Now I have another issue. I have all the results in a column thanks
to the =COUNTIF function. I know want to sort these numbers from high
to low. When I do this, I get all sorts of errors. Any idea why, and
how I can fix the problem?
...

What errors? #VALUE! or #REF! errors? Or something else? What exactly do the
COUNTIF function calls look like?
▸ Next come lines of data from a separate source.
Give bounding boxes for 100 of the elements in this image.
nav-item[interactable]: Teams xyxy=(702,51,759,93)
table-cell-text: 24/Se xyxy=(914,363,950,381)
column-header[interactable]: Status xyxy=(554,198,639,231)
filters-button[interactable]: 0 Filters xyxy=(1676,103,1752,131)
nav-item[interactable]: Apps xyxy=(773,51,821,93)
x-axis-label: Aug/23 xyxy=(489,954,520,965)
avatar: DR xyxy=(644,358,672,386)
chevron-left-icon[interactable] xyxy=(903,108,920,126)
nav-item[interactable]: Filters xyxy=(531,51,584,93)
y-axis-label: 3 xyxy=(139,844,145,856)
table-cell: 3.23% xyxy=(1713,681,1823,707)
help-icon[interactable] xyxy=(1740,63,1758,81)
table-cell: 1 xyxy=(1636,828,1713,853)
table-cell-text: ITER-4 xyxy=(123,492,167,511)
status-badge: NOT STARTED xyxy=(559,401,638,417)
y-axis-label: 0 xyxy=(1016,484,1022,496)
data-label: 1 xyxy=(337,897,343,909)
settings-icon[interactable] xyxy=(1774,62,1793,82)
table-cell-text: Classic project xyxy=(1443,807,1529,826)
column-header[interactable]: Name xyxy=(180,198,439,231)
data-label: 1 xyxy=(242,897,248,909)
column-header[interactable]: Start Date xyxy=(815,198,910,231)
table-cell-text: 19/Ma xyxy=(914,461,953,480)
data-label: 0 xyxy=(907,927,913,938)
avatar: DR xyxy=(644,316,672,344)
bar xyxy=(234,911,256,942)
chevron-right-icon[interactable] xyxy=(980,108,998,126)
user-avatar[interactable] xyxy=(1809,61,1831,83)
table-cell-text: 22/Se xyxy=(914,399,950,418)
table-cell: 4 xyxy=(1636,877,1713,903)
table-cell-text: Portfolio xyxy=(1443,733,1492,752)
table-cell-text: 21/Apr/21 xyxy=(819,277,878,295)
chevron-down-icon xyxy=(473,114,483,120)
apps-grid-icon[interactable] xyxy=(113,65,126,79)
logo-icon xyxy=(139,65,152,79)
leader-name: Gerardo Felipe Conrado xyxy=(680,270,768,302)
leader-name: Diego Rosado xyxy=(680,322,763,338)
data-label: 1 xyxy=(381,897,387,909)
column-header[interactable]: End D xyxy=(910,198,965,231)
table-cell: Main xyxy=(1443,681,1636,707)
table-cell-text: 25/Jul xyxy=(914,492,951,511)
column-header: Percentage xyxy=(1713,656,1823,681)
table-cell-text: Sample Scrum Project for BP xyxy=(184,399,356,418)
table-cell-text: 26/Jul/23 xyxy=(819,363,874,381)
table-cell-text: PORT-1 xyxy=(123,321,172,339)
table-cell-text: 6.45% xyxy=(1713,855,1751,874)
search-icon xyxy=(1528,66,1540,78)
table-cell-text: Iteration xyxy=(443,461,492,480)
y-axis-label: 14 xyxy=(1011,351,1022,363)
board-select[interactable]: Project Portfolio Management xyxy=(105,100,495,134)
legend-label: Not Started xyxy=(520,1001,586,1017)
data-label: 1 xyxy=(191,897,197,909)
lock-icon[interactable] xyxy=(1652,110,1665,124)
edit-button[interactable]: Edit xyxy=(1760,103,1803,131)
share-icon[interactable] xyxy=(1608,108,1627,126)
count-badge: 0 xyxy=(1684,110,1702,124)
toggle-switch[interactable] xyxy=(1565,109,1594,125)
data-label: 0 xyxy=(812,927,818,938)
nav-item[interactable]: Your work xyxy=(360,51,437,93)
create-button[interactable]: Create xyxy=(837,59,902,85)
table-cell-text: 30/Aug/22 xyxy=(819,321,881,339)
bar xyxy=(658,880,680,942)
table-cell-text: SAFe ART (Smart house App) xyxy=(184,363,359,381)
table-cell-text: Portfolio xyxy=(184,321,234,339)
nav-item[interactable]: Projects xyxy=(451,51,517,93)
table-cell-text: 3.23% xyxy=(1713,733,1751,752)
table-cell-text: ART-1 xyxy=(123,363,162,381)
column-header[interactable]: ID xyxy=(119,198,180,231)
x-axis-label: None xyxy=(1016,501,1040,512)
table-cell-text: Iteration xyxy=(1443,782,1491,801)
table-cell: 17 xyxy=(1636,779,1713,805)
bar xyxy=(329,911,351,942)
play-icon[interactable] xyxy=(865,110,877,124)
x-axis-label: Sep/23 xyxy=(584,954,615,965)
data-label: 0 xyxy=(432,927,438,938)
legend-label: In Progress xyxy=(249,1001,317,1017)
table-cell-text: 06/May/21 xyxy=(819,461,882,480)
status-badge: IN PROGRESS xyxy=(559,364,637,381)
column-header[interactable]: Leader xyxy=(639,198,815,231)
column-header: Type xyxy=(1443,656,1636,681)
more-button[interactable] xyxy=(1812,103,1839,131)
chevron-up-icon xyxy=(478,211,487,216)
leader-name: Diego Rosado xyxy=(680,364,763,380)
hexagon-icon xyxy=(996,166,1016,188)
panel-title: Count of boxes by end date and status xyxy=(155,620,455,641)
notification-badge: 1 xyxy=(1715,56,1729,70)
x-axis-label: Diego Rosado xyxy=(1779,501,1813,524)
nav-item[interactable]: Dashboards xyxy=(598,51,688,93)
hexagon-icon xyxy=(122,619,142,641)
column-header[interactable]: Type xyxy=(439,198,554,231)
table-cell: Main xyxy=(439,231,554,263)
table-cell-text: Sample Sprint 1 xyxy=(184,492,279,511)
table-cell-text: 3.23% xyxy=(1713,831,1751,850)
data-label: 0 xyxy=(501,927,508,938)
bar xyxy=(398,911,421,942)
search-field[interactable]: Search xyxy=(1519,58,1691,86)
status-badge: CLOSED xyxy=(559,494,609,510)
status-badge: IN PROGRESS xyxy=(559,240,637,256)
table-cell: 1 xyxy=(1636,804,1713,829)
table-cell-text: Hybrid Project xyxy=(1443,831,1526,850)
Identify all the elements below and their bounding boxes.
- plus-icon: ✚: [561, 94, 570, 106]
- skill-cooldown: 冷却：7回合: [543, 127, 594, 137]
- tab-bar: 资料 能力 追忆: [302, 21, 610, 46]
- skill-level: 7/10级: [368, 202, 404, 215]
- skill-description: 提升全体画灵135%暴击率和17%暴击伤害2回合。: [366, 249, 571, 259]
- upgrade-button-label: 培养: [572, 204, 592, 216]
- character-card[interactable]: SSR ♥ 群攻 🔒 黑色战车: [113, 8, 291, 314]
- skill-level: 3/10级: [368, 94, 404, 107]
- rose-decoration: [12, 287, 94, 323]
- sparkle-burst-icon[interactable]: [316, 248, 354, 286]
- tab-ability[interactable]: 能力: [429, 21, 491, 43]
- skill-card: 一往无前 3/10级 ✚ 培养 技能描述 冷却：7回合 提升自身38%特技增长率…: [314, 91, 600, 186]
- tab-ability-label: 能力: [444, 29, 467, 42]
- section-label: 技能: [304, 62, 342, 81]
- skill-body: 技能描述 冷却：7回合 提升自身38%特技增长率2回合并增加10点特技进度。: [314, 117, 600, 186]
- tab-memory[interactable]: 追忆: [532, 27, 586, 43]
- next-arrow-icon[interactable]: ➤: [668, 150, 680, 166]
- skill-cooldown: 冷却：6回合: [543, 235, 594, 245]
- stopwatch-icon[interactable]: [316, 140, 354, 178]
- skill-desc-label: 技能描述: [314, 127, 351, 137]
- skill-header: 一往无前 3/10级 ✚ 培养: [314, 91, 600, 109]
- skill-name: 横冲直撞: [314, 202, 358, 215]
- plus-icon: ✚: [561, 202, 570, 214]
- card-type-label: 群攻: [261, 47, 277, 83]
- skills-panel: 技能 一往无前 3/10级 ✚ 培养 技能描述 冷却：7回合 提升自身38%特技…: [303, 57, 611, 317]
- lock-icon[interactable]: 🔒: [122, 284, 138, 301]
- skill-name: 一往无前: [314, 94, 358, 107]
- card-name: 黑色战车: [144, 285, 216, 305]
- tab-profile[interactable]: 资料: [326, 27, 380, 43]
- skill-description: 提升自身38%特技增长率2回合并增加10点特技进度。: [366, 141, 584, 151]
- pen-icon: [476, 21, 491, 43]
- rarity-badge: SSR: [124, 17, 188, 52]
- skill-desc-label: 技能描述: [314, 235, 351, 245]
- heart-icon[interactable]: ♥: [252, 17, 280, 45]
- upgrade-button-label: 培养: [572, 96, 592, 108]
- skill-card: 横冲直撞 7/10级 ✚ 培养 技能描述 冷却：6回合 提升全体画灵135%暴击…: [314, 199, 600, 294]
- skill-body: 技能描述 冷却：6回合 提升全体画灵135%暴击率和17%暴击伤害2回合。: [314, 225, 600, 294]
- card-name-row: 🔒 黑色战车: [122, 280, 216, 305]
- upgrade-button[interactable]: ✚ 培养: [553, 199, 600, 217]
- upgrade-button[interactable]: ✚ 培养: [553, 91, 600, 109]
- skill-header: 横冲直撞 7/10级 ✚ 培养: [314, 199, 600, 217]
Are you using absolute range addresses?
 
Make sure the range being counted uses $ to show that it will never
change even if you move the formula 50000 rows down.

Though if you didn't, and you started the formula at the top of the
data set and copied it down, you would get incorrect counts since
every row you copy the formula down would result in 1 fewer row being
looked at by the formula (but might not affect the bottom of the data
set if you used something like A1:A5000).

make your your countif function is like +countif(a$1:a$2000,{XXXX})
 
Uhm disregard what I said about having to extend the range further
than the data set, obviously it would extend itself if it were
relational and you copied it down (and would still be whacked if you
didn't use $ and tried to sort the range, depending on the size), but
its best to use $ around the top and the bottom boundaries anyways.